In tutti e due i casi possono lasciare residui sul trattamento ineliminabili. Si tratta però, comunque, di un’operazione sconsigliabile a meno che non si abbia carta specifica per pulizia ottica. Anche in questo caso operare esattamente come con il pennello senza fretta e senza premere, cambiando il fazzoletto ogni poche passate. Ricordatevi che un pacchetto di Klenex costa un millesimo o meno della lente che state pulendo.

 

 

 

Pulizia chimica

 

Quando si deve eliminare dalle superfici tracce organiche la pulizia deve per forza essere di tipo chimico.

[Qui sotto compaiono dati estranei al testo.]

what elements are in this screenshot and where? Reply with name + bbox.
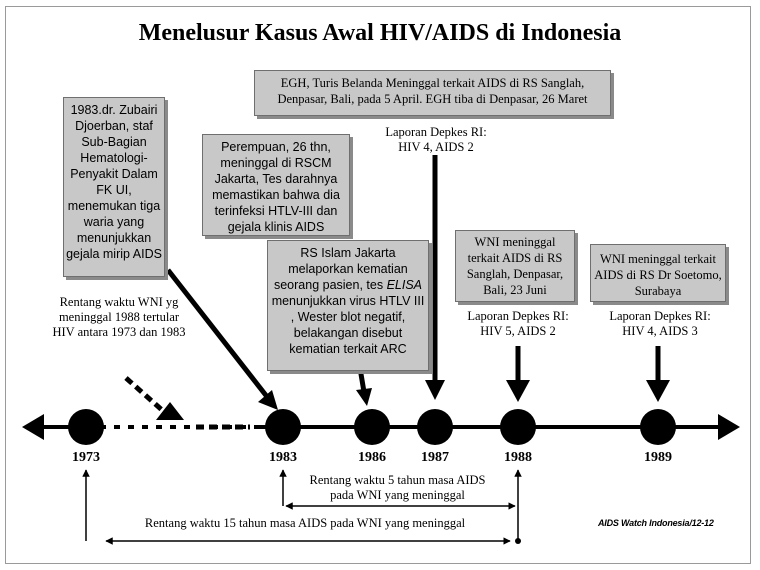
- event-zubairi-box: [63, 97, 165, 277]
- dotted-arrow-1973-1983: [126, 378, 162, 410]
- dot-1987: [417, 409, 453, 445]
- year-1989: 1989: [644, 450, 672, 465]
- report-1988: Laporan Depkes RI: HIV 5, AIDS 2: [467, 309, 569, 338]
- dot-1989: [640, 409, 676, 445]
- span-5-label: Rentang waktu 5 tahun masa AIDS pada WNI yang meninggal: [309, 473, 486, 502]
- event-wni-soetomo-box: [590, 244, 726, 302]
- event-rsij-elisa: ELISA: [386, 278, 422, 292]
- event-rsij-text-a: RS Islam Jakarta melaporkan kematian seorang pasien, tes: [273, 246, 408, 292]
- year-1973: 1973: [72, 450, 100, 465]
- event-wni-sanglah-text: WNI meninggal terkait AIDS di RS Sanglah, Denpasar, Bali, 23 Juni: [466, 235, 564, 297]
- report-1987: Laporan Depkes RI: HIV 4, AIDS 2: [385, 125, 487, 154]
- event-egh-text: EGH, Turis Belanda Meninggal terkait AIDS di RS Sanglah, Denpasar, Bali, pada 5 April. EGH tiba di Denpasar, 26 Maret: [277, 76, 588, 106]
- timeline-left-arrowhead: [22, 414, 44, 440]
- year-1986: 1986: [358, 450, 386, 465]
- event-rsij-box: [267, 240, 429, 371]
- arrowhead-1989: [646, 380, 670, 402]
- arrowhead-1988: [506, 380, 530, 402]
- span-15-label: Rentang waktu 15 tahun masa AIDS pada WNI yang meninggal: [144, 516, 466, 530]
- dot-1986: [354, 409, 390, 445]
- dot-1973: [68, 409, 104, 445]
- watermark: AIDS Watch Indonesia/12-12: [598, 518, 714, 528]
- dot-1988: [500, 409, 536, 445]
- report-1989: Laporan Depkes RI: HIV 4, AIDS 3: [609, 309, 711, 338]
- range-note: Rentang waktu WNI yg meninggal 1988 tertular HIV antara 1973 dan 1983: [52, 295, 186, 339]
- timeline-right-arrowhead: [718, 414, 740, 440]
- event-zubairi-text: 1983.dr. Zubairi Djoerban, staf Sub-Bagian Hematologi-Penyakit Dalam FK UI, menemukan tiga waria yang menunjukkan gejala mirip AIDS: [66, 103, 162, 261]
- span-end-dot-1988: [515, 538, 521, 544]
- arrowhead-1986: [356, 388, 372, 406]
- dotted-arrowhead: [156, 402, 184, 420]
- event-wni-sanglah-box: [455, 230, 575, 302]
- year-1983: 1983: [269, 450, 297, 465]
- arrowhead-1987: [425, 380, 445, 400]
- event-perempuan-box: [202, 134, 350, 236]
- arrow-to-1986: [360, 368, 364, 392]
- dot-1983: [265, 409, 301, 445]
- diagram-title: Menelusur Kasus Awal HIV/AIDS di Indonesia: [138, 20, 622, 46]
- event-rsij-text-b: menunjukkan virus HTLV III , Wester blot negatif, belakangan disebut kematian terkait ARC: [271, 294, 425, 356]
- year-1988: 1988: [504, 450, 532, 465]
- event-perempuan-text: Perempuan, 26 thn, meninggal di RSCM Jakarta, Tes darahnya memastikan bahwa dia terinfeksi HTLV-III dan gejala klinis AIDS: [212, 140, 340, 234]
- year-1987: 1987: [421, 450, 449, 465]
- event-egh-box: [254, 70, 611, 116]
- event-wni-soetomo-text: WNI meninggal terkait AIDS di RS Dr Soetomo, Surabaya: [594, 252, 722, 298]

E qui, di norma, accade il danno che si diceva in apertura. Nonostante che qualcuno insista con teorie strampalate, l’unica cosa da farsi in questi casi è dotarsi di alcool isopropilico. Attenzione, non è vero che tutti gli alcool sono uguali. Mentre l’ isopropilico è compatibile con i trattamenti delle lenti e poco aggressivo quello denaturato della mesticheria, alcool metilico o volgarmente spirito, è un forte aggressivo. Il buffo è che per l’organismo umano le cose vanno al contrario. Mentre il secondo è quasi innocuo il primo è pericoloso per inalazione. Comunque sia che non lo dovete bere o annusare lo sapete! L’alcool isopropilico lo trovate nei negozi di ottica o in qualche mesticheria specializzata. Costa relativamente poco e, per quanto ve ne serve, l’acquisto di una confezione vi basterà tutta la vita.

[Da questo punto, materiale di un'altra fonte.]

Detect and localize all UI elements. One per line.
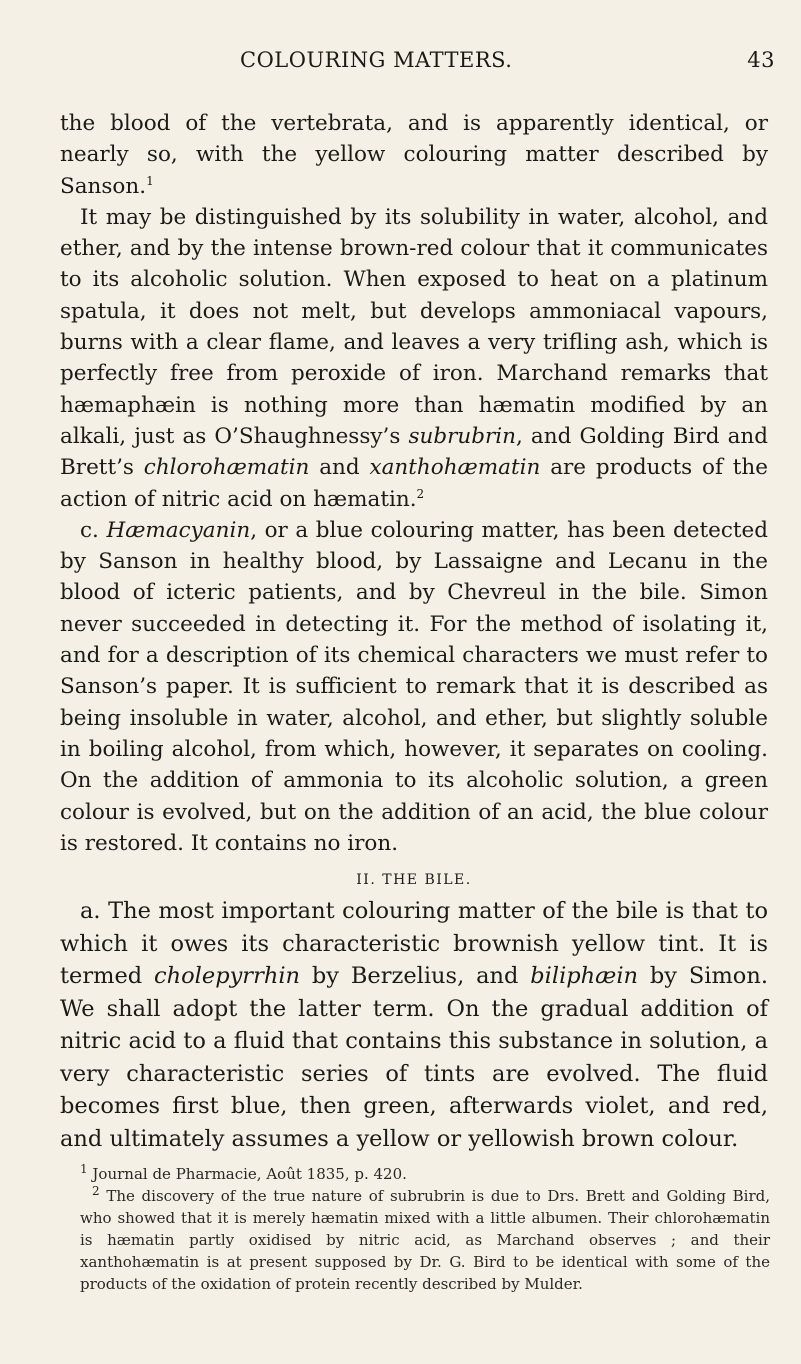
paragraph-text: the blood of the vertebrata, and is apparently identical, or nearly so, with the yellow colouring matter described by Sanson. (60, 111, 768, 199)
footnote-text: Journal de Pharmacie, Août 1835, p. 420. (87, 1165, 407, 1183)
paragraph-text: The most important colouring matter of the bile is that to which it owes its characteristic brownish yellow tint. It is termed (60, 898, 769, 990)
page-number: 43 (747, 48, 775, 72)
paragraph-text: are products of the action of nitric acid on hæmatin. (60, 455, 768, 512)
paragraph-text: and (309, 455, 370, 481)
main-text (60, 108, 768, 1155)
paragraph-text: , and Golding Bird and Brett’s (60, 423, 768, 481)
paragraph-haemacyanin (60, 515, 768, 859)
paragraph-solubility (60, 202, 768, 515)
paragraph-text: by Simon. We shall adopt the latter term. On the gradual addition of nitric acid to a fluid that contains this substance in solution, a very characteristic series of tints are evolved. The fluid becomes first blue, then green, afterwards violet, and red, and ultimately assumes a yellow or yellowish brown colour. (60, 963, 769, 1152)
footnote-mark: 1 (80, 1162, 88, 1176)
footnote-1 (80, 1163, 770, 1185)
footnotes (80, 1163, 770, 1295)
paragraph-text: by Berzelius, and (300, 963, 531, 990)
paragraph-bile (60, 895, 768, 1155)
term-subrubrin: subrubrin (408, 423, 517, 449)
footnote-text: The discovery of the true nature of subrubrin is due to Drs. Brett and Golding Bird, who showed that it is merely hæmatin mixed with a little albumen. Their chlorohæmatin is hæmatin partly oxidised by nitric acid, as Marchand observes ; and their xanthohæmatin is at present supposed by Dr. G. Bird to be identical with some of the products of the oxidation of protein recently described by Mulder. (80, 1187, 770, 1293)
paragraph-text: , or a blue colouring matter, has been detected by Sanson in healthy blood, by Lassaigne and Lecanu in the blood of icteric patients, and by Chevreul in the bile. Simon never succeeded in detecting it. For the method of isolating it, and for a description of its chemical characters we must refer to Sanson’s paper. It is sufficient to remark that it is described as being insoluble in water, alcohol, and ether, but slightly soluble in boiling alcohol, from which, however, it separates on cooling. On the addition of ammonia to its alcoholic solution, a green colour is evolved, but on the addition of an acid, the blue colour is restored. It contains no iron. (60, 517, 768, 856)
item-label: c. (80, 517, 107, 543)
footnote-ref: 2 (416, 486, 425, 501)
term-xanthohaematin: xanthohæmatin (369, 455, 541, 481)
paragraph-continuation (60, 108, 768, 202)
footnote-2 (80, 1185, 770, 1295)
running-title: COLOURING MATTERS. (240, 48, 513, 72)
footnote-mark: 2 (92, 1184, 100, 1198)
section-heading: II. THE BILE. (356, 872, 472, 889)
term-haemacyanin: Hæmacyanin (106, 517, 251, 543)
term-cholepyrrhin: cholepyrrhin (154, 963, 301, 990)
footnote-ref: 1 (146, 173, 154, 188)
term-chlorohaematin: chlorohæmatin (143, 455, 310, 481)
item-label: a. (80, 898, 109, 925)
term-biliphaein: biliphæin (530, 963, 639, 990)
paragraph-text: It may be distinguished by its solubility in water, alcohol, and ether, and by the intense brown-red colour that it communicates to its alcoholic solution. When exposed to heat on a platinum spatula, it does not melt, but develops ammoniacal vapours, burns with a clear flame, and leaves a very trifling ash, which is perfectly free from peroxide of iron. Marchand remarks that hæmaphæin is nothing more than hæmatin modified by an alkali, just as O’Shaughnessy’s (60, 204, 768, 449)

Per usarlo prendete, questa volta è tassativo, della carta per pulizia ottica e inumidite appena la superficie della carta stessa. Passate come visto per la pulizia meccanica la carta sulla lente partendo questa volta sempre dal centro verso i bordi e cambiando la carta non appena si colora di quel color marroncino sudicio tipico di queste operazioni.

Questa procedura dovrebbe essere eseguita ogni uno o due anni, mai più frequentemente. Se vi fosse bisogno di una pulizia più frequente, o siete dei veri porcelli, o non avete comprato il tappo per le ottiche.

 

 

Pulizia professionale

 

Ci sono casi in cui le lenti, gli specchi o quant’altro, sono sporchi in maniera davvero eccessiva.

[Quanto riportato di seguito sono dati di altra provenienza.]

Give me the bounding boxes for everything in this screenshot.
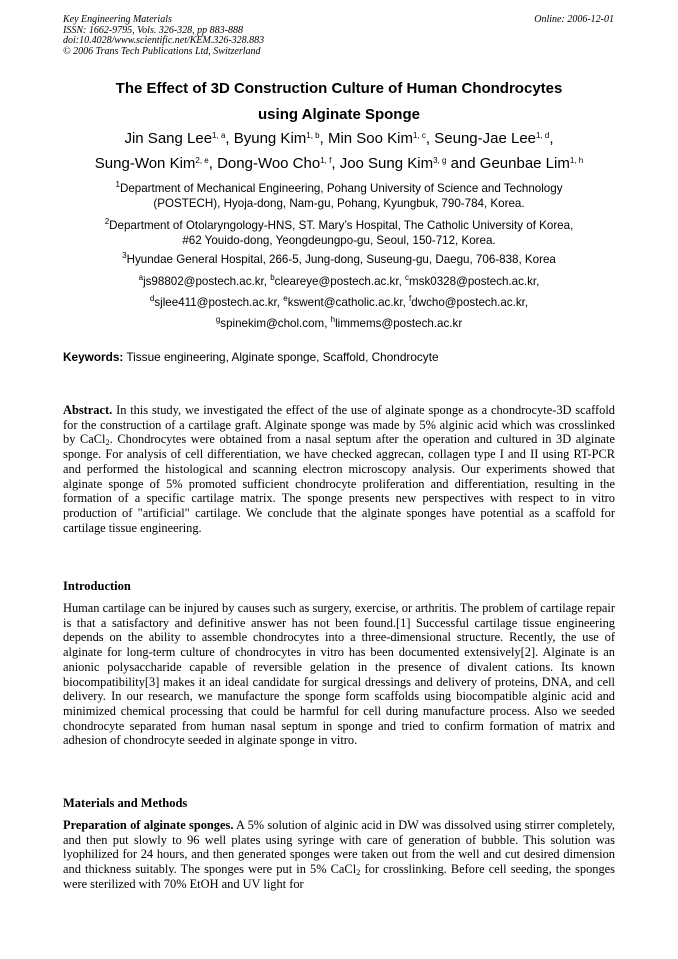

Penso a quegli strumenti, comprati d’occasione, e magari stati anni in soffitta, che sono in condizioni quasi miserevoli di pulizia. In questo caso, il consiglio che vi do è quello di fare un pianto e un lamento, come si dice a Firenze, e rivolgervi ad un professionista dell’ottica. Spenderete qualcosa di più sicuramente che non a farvi il lavoro in casa ma il risultato sarà tutt’altra cosa e di rischi non ne correrete quasi punti. Ovviamente dipende dallo strumento ma, sinceramente, prima di smontare un Maksutov o un tripletto apocromatico, magari in olio, io ci penserei non due ma sedici volte.